5. Yellowstone National Park
Just north of Grand Teton in Northwest Wyoming is another of the nation’s most beautiful and best-loved national parks. The first to be established in 1872, Yellowstone’s volcanic confines encompass astounding hot springs, bubbling mud pots and spurting geysers.
While the west entrance lies around two hours drive northeast of Idaho Falls, many people still use the city as a base for exploring the park. Amidst its verdant forests and rugged mountain ranges are craggy canyons, gushing rivers and, of course, a gigantic geothermal area. Of its hot springs and geysers, Old Faithful and Grand Prismatic Spring are undoubtedly the most popular, photographed and impressive.
Besides enjoying all kinds of exciting outdoor activities, you can also spot moose, grizzly bears and wolves amidst its wild and remote reaches.
4. Lava Trail
Much closer to town are the incredible landscapes and lava tubes of Hell’s Half Acre that cover a huge area directly west of Idaho Falls. Within just half an hour, you can find yourself surrounded by all its tortured terrain, hiking along the terrific Lava Trail.
Thought to have been formed several millennia ago, the extensive lava field’s basalt rock formations and volcanic vents sprawl across a wide-open plain. Visitors can choose between two trails with one taking all day and the other simpler loop stretching just half a mile in length. Both take you past striking scenery with informative plaques on the lava flow, fauna and flora lining the route.

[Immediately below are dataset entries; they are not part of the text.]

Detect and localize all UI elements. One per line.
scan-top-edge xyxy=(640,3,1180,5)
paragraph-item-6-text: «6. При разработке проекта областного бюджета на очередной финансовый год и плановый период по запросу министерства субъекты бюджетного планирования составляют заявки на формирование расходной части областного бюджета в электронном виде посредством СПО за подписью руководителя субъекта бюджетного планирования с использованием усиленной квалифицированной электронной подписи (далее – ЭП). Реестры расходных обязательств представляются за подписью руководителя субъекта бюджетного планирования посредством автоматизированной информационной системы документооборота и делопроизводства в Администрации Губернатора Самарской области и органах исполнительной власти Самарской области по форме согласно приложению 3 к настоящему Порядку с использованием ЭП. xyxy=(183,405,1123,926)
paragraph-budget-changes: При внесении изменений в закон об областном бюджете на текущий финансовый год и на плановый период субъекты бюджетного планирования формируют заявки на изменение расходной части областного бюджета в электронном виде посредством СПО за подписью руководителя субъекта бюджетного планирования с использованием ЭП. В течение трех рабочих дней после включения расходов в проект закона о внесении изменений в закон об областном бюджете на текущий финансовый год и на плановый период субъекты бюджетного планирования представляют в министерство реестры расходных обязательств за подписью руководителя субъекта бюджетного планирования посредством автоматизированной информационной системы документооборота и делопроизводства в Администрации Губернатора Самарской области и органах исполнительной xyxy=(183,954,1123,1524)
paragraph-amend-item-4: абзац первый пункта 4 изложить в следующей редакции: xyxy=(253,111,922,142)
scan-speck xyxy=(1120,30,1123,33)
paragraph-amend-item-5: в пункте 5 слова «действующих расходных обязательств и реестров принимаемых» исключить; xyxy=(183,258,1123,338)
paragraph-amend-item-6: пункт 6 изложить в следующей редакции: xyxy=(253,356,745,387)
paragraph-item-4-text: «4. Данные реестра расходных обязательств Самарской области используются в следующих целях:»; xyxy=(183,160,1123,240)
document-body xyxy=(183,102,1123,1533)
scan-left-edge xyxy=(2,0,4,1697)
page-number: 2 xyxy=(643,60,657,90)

As the paths are flat and paved for the most part, the National Natural Landmark is accessible to all. Its fissures, lava tubes and sharp jagged rocks make for quite the sight at any time of year.
3. Idaho Falls Zoo
If instead of the great outdoors it is awesome animals you are after, then Idaho Falls Zoo is certainly the place to go. Tucked away in the southwestern corner of Tautphaus Park, it has over 300 amazing animals from all around the world.
Often called the ‘best little zoo in the west’, its spacious enclosures house everything from lemurs and lions to snow leopards and sloth bears. While some parts focus on Africa and Asia, others transport you as far away as Patagonia and Australia with about 130 species on show.

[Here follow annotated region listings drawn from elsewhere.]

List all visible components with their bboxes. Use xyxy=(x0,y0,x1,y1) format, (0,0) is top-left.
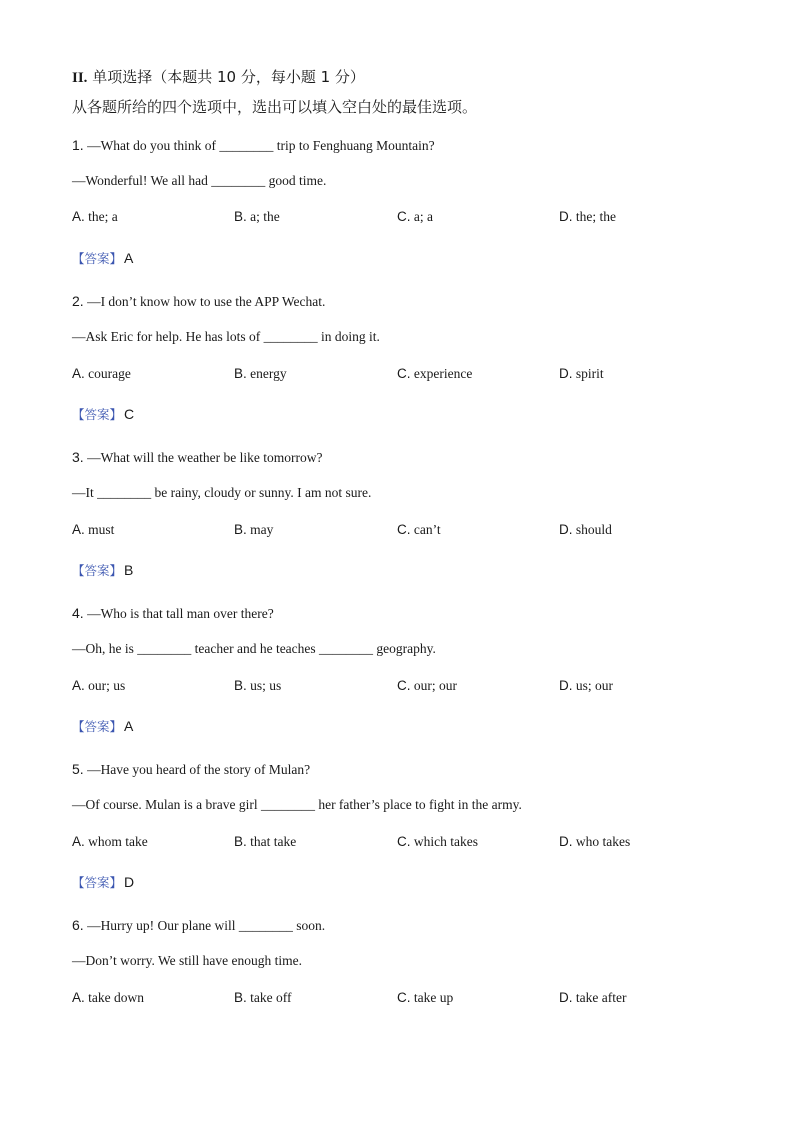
answer-tag: 【答案】 xyxy=(72,407,123,422)
option-letter: D. xyxy=(559,990,573,1005)
option-c xyxy=(397,365,472,383)
option-text: whom take xyxy=(88,834,148,849)
option-c xyxy=(397,677,457,695)
option-text: courage xyxy=(88,366,131,381)
answer-tag: 【答案】 xyxy=(72,875,123,890)
question-4-answer xyxy=(72,717,133,737)
option-letter: C. xyxy=(397,366,411,381)
option-text: us; us xyxy=(250,678,282,693)
option-letter: B. xyxy=(234,522,247,537)
option-letter: B. xyxy=(234,990,247,1005)
option-text: that take xyxy=(250,834,297,849)
option-letter: B. xyxy=(234,366,247,381)
question-1-line-1 xyxy=(72,136,435,155)
option-b xyxy=(234,365,287,383)
question-1-answer xyxy=(72,249,133,269)
answer-tag: 【答案】 xyxy=(72,719,123,734)
question-5-line-2: —Of course. Mulan is a brave girl ________ her father’s place to fight in the army. xyxy=(72,797,522,812)
option-a xyxy=(72,677,125,695)
answer-value: D xyxy=(124,874,135,890)
question-text: —Hurry up! Our plane will ________ soon. xyxy=(87,918,326,933)
option-a xyxy=(72,989,144,1007)
option-d xyxy=(559,365,604,383)
option-text: may xyxy=(250,522,274,537)
option-c xyxy=(397,521,441,539)
option-text: us; our xyxy=(575,678,613,693)
option-b xyxy=(234,989,292,1007)
question-text: —What do you think of ________ trip to Fenghuang Mountain? xyxy=(87,138,435,153)
option-letter: D. xyxy=(559,209,573,224)
option-text: experience xyxy=(413,366,473,381)
option-b xyxy=(234,833,296,851)
option-letter: A. xyxy=(72,834,85,849)
option-d xyxy=(559,521,612,539)
option-text: who takes xyxy=(575,834,631,849)
option-letter: D. xyxy=(559,678,573,693)
question-3-options xyxy=(72,521,712,539)
option-d xyxy=(559,208,616,226)
answer-value: A xyxy=(124,718,134,734)
option-d xyxy=(559,833,630,851)
question-4-options xyxy=(72,677,712,695)
question-5-answer xyxy=(72,873,134,893)
option-letter: D. xyxy=(559,834,573,849)
option-letter: D. xyxy=(559,366,573,381)
option-letter: C. xyxy=(397,834,411,849)
question-2-line-1 xyxy=(72,292,325,311)
option-text: must xyxy=(88,522,115,537)
option-a xyxy=(72,521,114,539)
answer-tag: 【答案】 xyxy=(72,563,123,578)
question-6-options xyxy=(72,989,712,1007)
option-letter: C. xyxy=(397,678,411,693)
question-6-line-2: —Don’t worry. We still have enough time. xyxy=(72,953,303,968)
question-1-line-2: —Wonderful! We all had ________ good time. xyxy=(72,173,327,188)
option-text: can’t xyxy=(413,522,441,537)
question-3-line-2: —It ________ be rainy, cloudy or sunny. I am not sure. xyxy=(72,485,372,500)
option-text: our; us xyxy=(88,678,126,693)
option-letter: C. xyxy=(397,209,411,224)
option-text: the; a xyxy=(88,209,118,224)
option-letter: B. xyxy=(234,209,247,224)
option-c xyxy=(397,833,478,851)
question-text: —I don’t know how to use the APP Wechat. xyxy=(87,294,326,309)
option-letter: B. xyxy=(234,678,247,693)
option-text: should xyxy=(575,522,612,537)
option-text: take after xyxy=(575,990,627,1005)
option-letter: C. xyxy=(397,522,411,537)
question-1-options xyxy=(72,208,712,226)
option-text: take down xyxy=(88,990,144,1005)
question-3-line-1 xyxy=(72,448,322,467)
option-letter: A. xyxy=(72,522,85,537)
question-number: 2. xyxy=(72,293,84,309)
question-number: 3. xyxy=(72,449,84,465)
question-2-answer xyxy=(72,405,134,425)
option-a xyxy=(72,208,118,226)
option-letter: A. xyxy=(72,678,85,693)
question-number: 4. xyxy=(72,605,84,621)
option-text: take up xyxy=(413,990,454,1005)
question-number: 1. xyxy=(72,137,84,153)
question-2-options xyxy=(72,365,712,383)
option-letter: A. xyxy=(72,990,85,1005)
option-a xyxy=(72,833,148,851)
section-instruction: 从各题所给的四个选项中，选出可以填入空白处的最佳选项。 xyxy=(72,98,478,116)
question-text: —Who is that tall man over there? xyxy=(87,606,274,621)
option-c xyxy=(397,989,453,1007)
option-text: our; our xyxy=(413,678,457,693)
option-letter: D. xyxy=(559,522,573,537)
option-letter: B. xyxy=(234,834,247,849)
option-d xyxy=(559,677,613,695)
question-text: —Have you heard of the story of Mulan? xyxy=(87,762,311,777)
question-4-line-1 xyxy=(72,604,274,623)
question-2-line-2: —Ask Eric for help. He has lots of ________ in doing it. xyxy=(72,329,380,344)
option-text: energy xyxy=(250,366,287,381)
option-letter: A. xyxy=(72,209,85,224)
option-text: a; the xyxy=(250,209,280,224)
question-number: 5. xyxy=(72,761,84,777)
section-roman-numeral: II. xyxy=(72,70,88,86)
question-5-line-1 xyxy=(72,760,310,779)
answer-tag: 【答案】 xyxy=(72,251,123,266)
option-text: which takes xyxy=(413,834,478,849)
option-text: take off xyxy=(250,990,292,1005)
option-b xyxy=(234,677,281,695)
answer-value: B xyxy=(124,562,134,578)
option-a xyxy=(72,365,131,383)
question-5-options xyxy=(72,833,712,851)
option-text: spirit xyxy=(575,366,604,381)
option-text: the; the xyxy=(575,209,616,224)
question-4-line-2: —Oh, he is ________ teacher and he teaches ________ geography. xyxy=(72,641,436,656)
option-text: a; a xyxy=(413,209,433,224)
answer-value: A xyxy=(124,250,134,266)
option-letter: C. xyxy=(397,990,411,1005)
option-c xyxy=(397,208,433,226)
question-6-line-1 xyxy=(72,916,325,935)
option-b xyxy=(234,521,273,539)
section-title xyxy=(72,67,365,88)
option-letter: A. xyxy=(72,366,85,381)
answer-value: C xyxy=(124,406,135,422)
option-b xyxy=(234,208,280,226)
question-text: —What will the weather be like tomorrow? xyxy=(87,450,323,465)
option-d xyxy=(559,989,626,1007)
question-3-answer xyxy=(72,561,133,581)
section-title-text: 单项选择（本题共 10 分，每小题 1 分） xyxy=(92,68,365,86)
question-number: 6. xyxy=(72,917,84,933)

A firm favorite with families, it also contains a lovely little children’s zoo where guests can stroke and feed friendly residents. Playgrounds and picnic areas are also scattered around amidst the animal, bird and reptile exhibits.
2. Museum of Idaho
A must for those looking to learn more about the history of the state, the Museum of Idaho lies in the heart of downtown. Boasting an exhaustive list of artifacts and exhibits, its collection covers the various peoples and places that have shaped the Gem State.
Only opened in 2003, it occupies a magnificent modern building that connects the historic Carnegie Library and Masonic Temple. Its well-done displays and dioramas shine a light on not just the early origins and geology of the state but trappers, traders and modern technology too. Hands-on exhibits and activities help young ones stay engaged with play areas, photos and film clips dotting its floors.
On top of the museum’s excellent educational and outreach programs, it also regularly hosts top-class traveling exhibits.
1. River Walk & Greenbelt
A wonderful way to see as much of the city as possible is to walk, run or bike along the scenic River Walk. Hugging both banks of the Snake River, it connects the numerous parks and green spaces that make up the gorgeous Greenbelt.
One of the Pacific Northwest’s major waterways, the Snake River winds its way peacefully through the center of town. While some small rapids and waterfalls dot its course, lush green grounds and gardens coat its banks. These include Freeman Park, the Japanese Friendship Garden and South Central Park.
Aside from strolling along its banks, stopping by its parks and enjoying divine views over the river, there are plenty of outdoor art installations to check out. In addition, the River Walk passes by some interesting museums, historic sites and the city’s lively downtown.